When your team needs to work through a complex question — whether to enter a market, challenge a clause, or change a treatment plan — the usual path is slow: delegate, wait, reconcile. Kritarch Lite gives you a panel of AI agents that analyze the problem from competing angles, challenge each other's reasoning, and deliver a structured verdict. You review the conclusion, not the process.
https://kritarch-lite-production.up.railway.app/
- Pronounced: "KRIT-ark lite".
- Meaning in this project: critique-led adjudication where answers are governed by structured debate, revision, and consensus.
Kritarch Lite is designed for high-stakes domains where a single-model answer is not enough. It makes reasoning more auditable by forcing disagreement discovery, explicit critique, and a final consensus verdict.
- Command-center roster: introduces the three specialists (Cautious Analyst, Devil's Advocate, Pragmatic Expert).
- Jury chamber: explains how the Chief Justice synthesizes a final verdict.
- Round-first reader view: round tabs with keyboard navigation, jump links, compact mode, and per-juror expand focus.
- Jury Verdict payload: Verdict, Key evidence, Risk flags, and Next actions, plus agreement/confidence.
- Baselines vs Jury: side-by-side single-model baselines with a structured, decision-ready jury output.
- Domain suggestion: keyword-based detection suggests a likely domain and lets the user apply it.
- Healthcare: Patient safety and regulatory expectations demand transparent, evidence-aware reasoning and clear risk caveats.
- Finance: Model risk management requires independent challenge and governance of automated decisions.
- Legal: Professional competence and real-world sanctions for AI hallucinations make verification non-negotiable.
| Domain | Example use cases |
|---|---|
| Healthcare | Guideline comparisons, triage risk framing, trial eligibility screening, patient-facing explanations (with human review) |
| Finance | Investment thesis stress tests, credit memos with risk flags, compliance checks, scenario analysis |
| Legal | Argument mapping, contract clause risk review, policy compliance summaries, case law outlines |
A bank needs to decide whether to approve a loan. It must follow government SOPs and the bank's own SOPs. Kritarch Lite helps by:
- Collecting the right information (borrower profile, cash flow, collateral, policy limits).
- Having agents debate the lending risks, policy fit, and missing evidence.
- Producing a clear Go / No-Go recommendation with reasons and red flags for humans to review.
In many companies, a team tackles a complex problem by delegating research to team members and seniors, regrouping to compare findings, and then presenting a final recommendation to stakeholders. Kritarch Lite mirrors this workflow with AI agents: they split the work, debate evidence, and reassemble a consensus. The difference is speed and scale — it is faster, runs 24/7, and can cover a broader scope. Human-in-the-loop remains intact so stakeholders make the final decision with a clearer, better-coordinated view.
flowchart LR
A[User] --> B[Kritarch Lite UI]
B -->|"POST /api/debate (SSE)"| C[Debate Engine]

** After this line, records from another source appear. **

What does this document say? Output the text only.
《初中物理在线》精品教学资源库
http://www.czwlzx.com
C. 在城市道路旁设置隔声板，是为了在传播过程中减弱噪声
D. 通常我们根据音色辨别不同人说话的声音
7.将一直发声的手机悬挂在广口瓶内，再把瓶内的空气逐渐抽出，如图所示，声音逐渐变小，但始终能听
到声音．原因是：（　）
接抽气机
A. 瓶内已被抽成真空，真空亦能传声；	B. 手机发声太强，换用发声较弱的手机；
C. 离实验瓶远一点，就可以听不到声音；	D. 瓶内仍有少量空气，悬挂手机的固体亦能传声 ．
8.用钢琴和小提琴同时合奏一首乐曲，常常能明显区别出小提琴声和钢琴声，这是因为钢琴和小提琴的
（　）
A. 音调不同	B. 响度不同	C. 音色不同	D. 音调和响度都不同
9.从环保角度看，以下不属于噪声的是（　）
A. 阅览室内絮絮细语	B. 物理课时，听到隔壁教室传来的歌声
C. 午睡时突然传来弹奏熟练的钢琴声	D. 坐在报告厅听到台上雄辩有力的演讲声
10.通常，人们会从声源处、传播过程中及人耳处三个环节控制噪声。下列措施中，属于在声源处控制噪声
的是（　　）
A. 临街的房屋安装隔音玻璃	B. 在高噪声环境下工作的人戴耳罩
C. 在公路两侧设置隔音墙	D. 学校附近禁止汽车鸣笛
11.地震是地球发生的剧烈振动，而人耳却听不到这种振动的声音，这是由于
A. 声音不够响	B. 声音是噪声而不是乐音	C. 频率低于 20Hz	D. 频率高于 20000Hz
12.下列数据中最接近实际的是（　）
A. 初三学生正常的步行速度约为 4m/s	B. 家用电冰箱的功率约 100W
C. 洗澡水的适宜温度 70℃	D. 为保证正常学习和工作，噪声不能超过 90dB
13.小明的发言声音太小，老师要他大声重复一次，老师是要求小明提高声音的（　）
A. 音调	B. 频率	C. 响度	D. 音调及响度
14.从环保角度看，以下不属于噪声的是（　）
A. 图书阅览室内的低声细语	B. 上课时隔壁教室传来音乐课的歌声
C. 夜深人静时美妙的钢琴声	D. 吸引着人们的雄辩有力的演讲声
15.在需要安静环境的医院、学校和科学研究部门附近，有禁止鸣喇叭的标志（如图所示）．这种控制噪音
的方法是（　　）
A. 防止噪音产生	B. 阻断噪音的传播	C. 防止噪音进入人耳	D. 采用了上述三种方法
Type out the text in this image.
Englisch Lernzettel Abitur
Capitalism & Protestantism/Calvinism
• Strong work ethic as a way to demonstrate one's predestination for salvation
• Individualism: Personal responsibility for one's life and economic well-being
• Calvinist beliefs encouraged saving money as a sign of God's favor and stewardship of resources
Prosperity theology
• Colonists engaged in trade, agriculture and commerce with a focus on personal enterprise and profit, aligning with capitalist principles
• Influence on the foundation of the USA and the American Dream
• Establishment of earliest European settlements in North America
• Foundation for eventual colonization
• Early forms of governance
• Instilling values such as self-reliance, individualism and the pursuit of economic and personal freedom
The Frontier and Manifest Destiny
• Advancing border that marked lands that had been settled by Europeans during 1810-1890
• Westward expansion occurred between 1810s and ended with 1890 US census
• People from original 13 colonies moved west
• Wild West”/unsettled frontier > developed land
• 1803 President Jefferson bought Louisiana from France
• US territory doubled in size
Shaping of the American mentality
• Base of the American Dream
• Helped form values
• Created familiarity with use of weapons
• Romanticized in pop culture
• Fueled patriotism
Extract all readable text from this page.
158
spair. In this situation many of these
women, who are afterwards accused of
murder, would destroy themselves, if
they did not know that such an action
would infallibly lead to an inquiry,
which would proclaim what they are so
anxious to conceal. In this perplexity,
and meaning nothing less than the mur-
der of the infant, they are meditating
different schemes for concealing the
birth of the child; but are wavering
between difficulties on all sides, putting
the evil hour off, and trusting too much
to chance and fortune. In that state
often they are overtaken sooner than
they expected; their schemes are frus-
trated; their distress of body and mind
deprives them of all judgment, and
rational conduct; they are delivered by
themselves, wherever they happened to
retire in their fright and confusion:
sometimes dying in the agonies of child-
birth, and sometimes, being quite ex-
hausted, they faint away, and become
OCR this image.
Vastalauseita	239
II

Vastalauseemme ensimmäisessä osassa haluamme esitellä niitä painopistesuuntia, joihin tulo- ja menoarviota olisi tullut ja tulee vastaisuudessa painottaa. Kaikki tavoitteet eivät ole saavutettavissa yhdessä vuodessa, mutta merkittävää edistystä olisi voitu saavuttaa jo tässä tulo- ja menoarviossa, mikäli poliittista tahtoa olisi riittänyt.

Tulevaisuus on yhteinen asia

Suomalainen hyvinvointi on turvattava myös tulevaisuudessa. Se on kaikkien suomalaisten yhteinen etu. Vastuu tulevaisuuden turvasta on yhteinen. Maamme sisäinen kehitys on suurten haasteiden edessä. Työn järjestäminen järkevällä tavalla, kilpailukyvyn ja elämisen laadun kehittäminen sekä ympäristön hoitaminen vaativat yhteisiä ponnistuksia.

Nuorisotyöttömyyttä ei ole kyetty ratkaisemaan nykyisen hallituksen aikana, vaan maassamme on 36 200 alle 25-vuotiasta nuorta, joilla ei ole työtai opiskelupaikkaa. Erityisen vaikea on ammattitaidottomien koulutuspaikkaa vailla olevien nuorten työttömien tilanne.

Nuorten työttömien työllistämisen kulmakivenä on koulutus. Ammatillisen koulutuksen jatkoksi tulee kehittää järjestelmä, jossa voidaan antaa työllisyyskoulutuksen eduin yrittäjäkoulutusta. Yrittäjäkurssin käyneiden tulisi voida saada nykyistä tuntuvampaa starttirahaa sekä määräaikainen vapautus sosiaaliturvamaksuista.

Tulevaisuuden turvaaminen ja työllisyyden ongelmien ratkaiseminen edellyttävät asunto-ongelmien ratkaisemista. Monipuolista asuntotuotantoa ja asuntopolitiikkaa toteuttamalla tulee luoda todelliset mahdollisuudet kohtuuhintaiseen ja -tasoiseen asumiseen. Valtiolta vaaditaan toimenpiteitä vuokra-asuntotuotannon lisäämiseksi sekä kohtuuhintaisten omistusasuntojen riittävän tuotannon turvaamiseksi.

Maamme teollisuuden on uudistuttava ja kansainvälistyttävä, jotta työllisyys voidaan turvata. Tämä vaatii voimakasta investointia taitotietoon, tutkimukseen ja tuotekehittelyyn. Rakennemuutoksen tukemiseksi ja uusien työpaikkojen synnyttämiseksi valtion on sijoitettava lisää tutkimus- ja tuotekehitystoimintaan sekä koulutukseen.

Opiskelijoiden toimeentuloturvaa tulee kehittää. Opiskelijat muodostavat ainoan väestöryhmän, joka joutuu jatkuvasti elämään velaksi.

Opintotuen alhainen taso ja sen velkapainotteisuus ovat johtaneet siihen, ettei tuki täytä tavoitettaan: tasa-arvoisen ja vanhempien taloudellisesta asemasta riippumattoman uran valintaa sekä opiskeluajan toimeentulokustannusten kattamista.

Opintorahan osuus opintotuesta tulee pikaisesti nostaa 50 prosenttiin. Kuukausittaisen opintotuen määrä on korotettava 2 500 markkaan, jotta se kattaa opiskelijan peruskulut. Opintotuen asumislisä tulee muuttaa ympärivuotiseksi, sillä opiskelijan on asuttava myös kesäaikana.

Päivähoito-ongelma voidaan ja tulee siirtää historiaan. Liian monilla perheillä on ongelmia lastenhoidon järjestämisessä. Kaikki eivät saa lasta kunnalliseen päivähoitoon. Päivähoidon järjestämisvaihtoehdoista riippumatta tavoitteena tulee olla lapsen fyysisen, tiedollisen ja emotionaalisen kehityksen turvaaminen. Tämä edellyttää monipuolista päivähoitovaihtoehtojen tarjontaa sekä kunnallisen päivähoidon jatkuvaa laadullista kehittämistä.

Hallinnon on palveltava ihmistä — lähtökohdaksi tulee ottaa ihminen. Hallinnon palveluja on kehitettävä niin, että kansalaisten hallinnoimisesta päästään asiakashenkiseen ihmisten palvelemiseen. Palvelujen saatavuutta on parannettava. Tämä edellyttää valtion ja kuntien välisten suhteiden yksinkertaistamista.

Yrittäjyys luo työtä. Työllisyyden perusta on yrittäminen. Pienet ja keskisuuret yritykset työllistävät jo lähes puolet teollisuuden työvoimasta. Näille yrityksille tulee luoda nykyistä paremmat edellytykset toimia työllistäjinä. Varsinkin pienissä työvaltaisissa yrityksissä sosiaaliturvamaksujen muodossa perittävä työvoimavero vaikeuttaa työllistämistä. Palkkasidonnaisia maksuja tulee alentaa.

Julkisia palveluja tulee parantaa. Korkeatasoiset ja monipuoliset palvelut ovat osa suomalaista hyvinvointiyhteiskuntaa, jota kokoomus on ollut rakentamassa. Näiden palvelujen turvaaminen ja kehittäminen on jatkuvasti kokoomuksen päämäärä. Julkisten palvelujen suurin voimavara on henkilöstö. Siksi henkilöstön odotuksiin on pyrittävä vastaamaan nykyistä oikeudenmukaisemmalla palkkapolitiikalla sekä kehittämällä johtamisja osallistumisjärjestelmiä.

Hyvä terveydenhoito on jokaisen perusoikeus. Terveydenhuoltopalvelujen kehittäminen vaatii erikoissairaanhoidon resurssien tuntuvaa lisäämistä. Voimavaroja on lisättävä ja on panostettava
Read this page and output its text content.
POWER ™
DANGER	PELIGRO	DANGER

C --> D[Baseline: selected model]
C --> D2[Baseline: alternate model]
C --> E["Juror A/B/C (selected model)"]
E --> F[Critique Agents]
F --> R["Rebuttal Agents (deep deliberation only)"]
R --> G[Revision Agents]
F -->|standard mode| G
C --> H["Chief Justice (selected model)"]
C --> I["Evaluator (selected model)"]
C --> J[Usage & Cost Estimator]
C -->|events| B
B --> K[Local Debate History]
After Round 1 positions, the engine computes an agreement score and selects one of three coordination modes:
| Mode | Trigger | Rounds executed |
|---|---|---|
| Fast-track | Agreement >= 80% and confidence >= 60% | Positions → Verdict (critique + revision skipped) |
| Standard | 40% <= Agreement < 80% | Positions → Critique → Revision → Verdict |
| Deep deliberation | Agreement < 40% | Positions → Critique → Rebuttal → Revision → Verdict |
flowchart TD
P[Round 1 Positions] --> A{Agreement score}
A -->|>= 0.8 & conf >= 0.6| FT[Fast-track to Verdict]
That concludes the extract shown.